For fear of having all sweet dishes, I made two savory treats instead of my planned one sweet and one savory. It worked out nicely as my sweet dish was a coconut vanilla bean cupcake and we ended up with three cupcake dishes. And so, my first dish was coconut-lime marinated chicken wings served with two sauces, a coconut peanut sauce and a habanero coconut sauce. My second dish was coconut shrimp served with a tamarind BBQ sauce. I think the two wing sauces were the more popular of the three sauces, so I’ll post those recipes below.


coconut basmati rice


And again, we had some great dishes. I’d say almost every single one was tasty. But it all came down to the one with the highest score – the most creative, the most visually-appealing, and the one that resonated with coconut at a level above the others.

Terri is now the reigning Iron Chef and gets to pick the next theme ingredient. She didn’t even wear the coconut bra – surely that would have boosted her score even higher, but she didn’t even need it! What a champ! I do fear for that next ingredient – she’s a tough challenger, but I already have a couple of guesses as to what she’ll pick. I just hope I’m right because I need that title back!

chocolate coconut ravioli


So following Battle Coconut, I didn’t bring home another victory, or even second or third place, but I did have quite an enjoyable night with old friends, new friends, and lots of yummy food. Oh, and the leftovers in the fridge aren’t bad either (well, the ones that Chris didn’t eat when I got home….).

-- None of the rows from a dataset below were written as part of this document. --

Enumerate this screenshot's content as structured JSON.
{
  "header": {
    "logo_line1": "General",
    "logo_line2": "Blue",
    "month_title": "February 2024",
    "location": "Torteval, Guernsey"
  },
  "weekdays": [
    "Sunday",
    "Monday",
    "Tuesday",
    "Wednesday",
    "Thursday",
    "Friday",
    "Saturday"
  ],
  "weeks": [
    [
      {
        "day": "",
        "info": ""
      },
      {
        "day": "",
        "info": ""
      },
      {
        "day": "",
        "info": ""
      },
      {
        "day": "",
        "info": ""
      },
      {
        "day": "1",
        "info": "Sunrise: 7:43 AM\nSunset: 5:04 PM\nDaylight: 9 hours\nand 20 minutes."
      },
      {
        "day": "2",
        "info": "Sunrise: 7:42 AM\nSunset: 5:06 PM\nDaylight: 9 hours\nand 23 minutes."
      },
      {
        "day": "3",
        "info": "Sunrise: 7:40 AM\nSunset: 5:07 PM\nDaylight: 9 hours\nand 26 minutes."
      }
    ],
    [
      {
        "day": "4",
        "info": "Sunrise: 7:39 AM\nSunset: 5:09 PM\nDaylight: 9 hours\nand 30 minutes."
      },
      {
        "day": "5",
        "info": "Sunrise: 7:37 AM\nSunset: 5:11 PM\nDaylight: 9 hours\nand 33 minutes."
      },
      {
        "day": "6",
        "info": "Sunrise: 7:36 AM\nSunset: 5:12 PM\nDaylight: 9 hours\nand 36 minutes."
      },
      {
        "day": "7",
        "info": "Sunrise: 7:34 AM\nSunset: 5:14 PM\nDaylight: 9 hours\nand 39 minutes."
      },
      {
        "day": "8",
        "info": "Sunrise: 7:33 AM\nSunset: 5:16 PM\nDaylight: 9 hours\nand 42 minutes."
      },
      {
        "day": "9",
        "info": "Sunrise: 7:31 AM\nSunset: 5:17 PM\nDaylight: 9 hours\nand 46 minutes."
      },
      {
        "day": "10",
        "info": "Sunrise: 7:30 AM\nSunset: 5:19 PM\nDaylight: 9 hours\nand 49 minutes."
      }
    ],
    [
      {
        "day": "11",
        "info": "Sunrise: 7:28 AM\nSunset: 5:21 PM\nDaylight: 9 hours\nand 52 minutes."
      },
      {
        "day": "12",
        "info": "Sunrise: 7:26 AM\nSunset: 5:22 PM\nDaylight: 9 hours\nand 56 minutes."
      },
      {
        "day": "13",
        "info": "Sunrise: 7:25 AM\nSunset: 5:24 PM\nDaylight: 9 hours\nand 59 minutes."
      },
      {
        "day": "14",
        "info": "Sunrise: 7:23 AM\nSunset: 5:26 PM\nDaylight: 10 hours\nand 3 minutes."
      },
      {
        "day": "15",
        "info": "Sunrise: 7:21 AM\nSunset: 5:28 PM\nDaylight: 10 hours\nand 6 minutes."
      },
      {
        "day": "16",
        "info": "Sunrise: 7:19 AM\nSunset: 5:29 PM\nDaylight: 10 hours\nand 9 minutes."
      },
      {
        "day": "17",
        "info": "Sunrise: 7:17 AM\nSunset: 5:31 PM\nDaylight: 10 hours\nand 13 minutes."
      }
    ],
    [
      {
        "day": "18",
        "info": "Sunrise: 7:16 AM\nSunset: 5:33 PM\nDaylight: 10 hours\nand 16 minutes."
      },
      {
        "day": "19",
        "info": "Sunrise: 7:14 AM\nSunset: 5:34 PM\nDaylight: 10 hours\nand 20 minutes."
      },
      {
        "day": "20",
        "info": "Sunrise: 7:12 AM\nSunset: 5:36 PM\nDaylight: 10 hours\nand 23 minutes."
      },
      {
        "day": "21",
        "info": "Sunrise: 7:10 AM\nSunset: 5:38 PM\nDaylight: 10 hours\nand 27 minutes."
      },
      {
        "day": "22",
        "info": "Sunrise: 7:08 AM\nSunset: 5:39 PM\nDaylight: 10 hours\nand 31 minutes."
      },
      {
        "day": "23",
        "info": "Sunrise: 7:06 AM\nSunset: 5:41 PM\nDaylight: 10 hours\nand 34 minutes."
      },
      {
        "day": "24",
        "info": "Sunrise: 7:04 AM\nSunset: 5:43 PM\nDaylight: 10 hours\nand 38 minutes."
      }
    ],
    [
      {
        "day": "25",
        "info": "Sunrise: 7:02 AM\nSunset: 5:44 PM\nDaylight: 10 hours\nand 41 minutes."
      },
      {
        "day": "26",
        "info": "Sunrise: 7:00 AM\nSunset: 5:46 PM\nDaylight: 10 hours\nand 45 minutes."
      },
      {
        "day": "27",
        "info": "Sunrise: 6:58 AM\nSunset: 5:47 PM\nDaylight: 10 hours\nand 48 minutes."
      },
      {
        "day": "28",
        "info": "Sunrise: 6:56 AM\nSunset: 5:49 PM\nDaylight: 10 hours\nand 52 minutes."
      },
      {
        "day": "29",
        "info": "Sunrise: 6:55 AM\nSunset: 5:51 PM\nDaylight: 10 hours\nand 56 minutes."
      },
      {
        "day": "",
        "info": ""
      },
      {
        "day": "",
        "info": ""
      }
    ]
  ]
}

Now the countdown begins to Battle 3!

coconut macaroons


The Top Three:
1st place: Terri’s Twice Baked Coconut Sweet Potatoes
2nd place: Hope’s Coconut Spice Wraps
3rd place: Jennifer’s Coconut Chocolate Ravioli


twice baked coconut sweet potatoes


My sauce recipes:
Coconut Habanero wing sauce
from Tabasco.com
1/3 cup honey
1/3 cup melted butter
3 tablespoons TABASCO® brand Habanero Sauce
3 tablespoons apple cider vinegar
2/3 cup dry unsweetened grated coconut
Mix all ingredients in small bowl. Add more honey to cut heat if desired and more coconut to increase coconut flavor, if desired. Puree with immersion blender or in food processor/blender, until somewhat smooth.


Coconut Peanut Sauce

1/3 cup creamy peanut butter
1/4 cup canned cream of coconut
2 garlic cloves, chopped
1/4 cup water
1/8 tsp dried hot red pepper flakes
1 tsp soy sauce
Mix all. Add more coconut to increase flavor. I added some shredded coconut to thicken the sauce and add more coconut. Blend.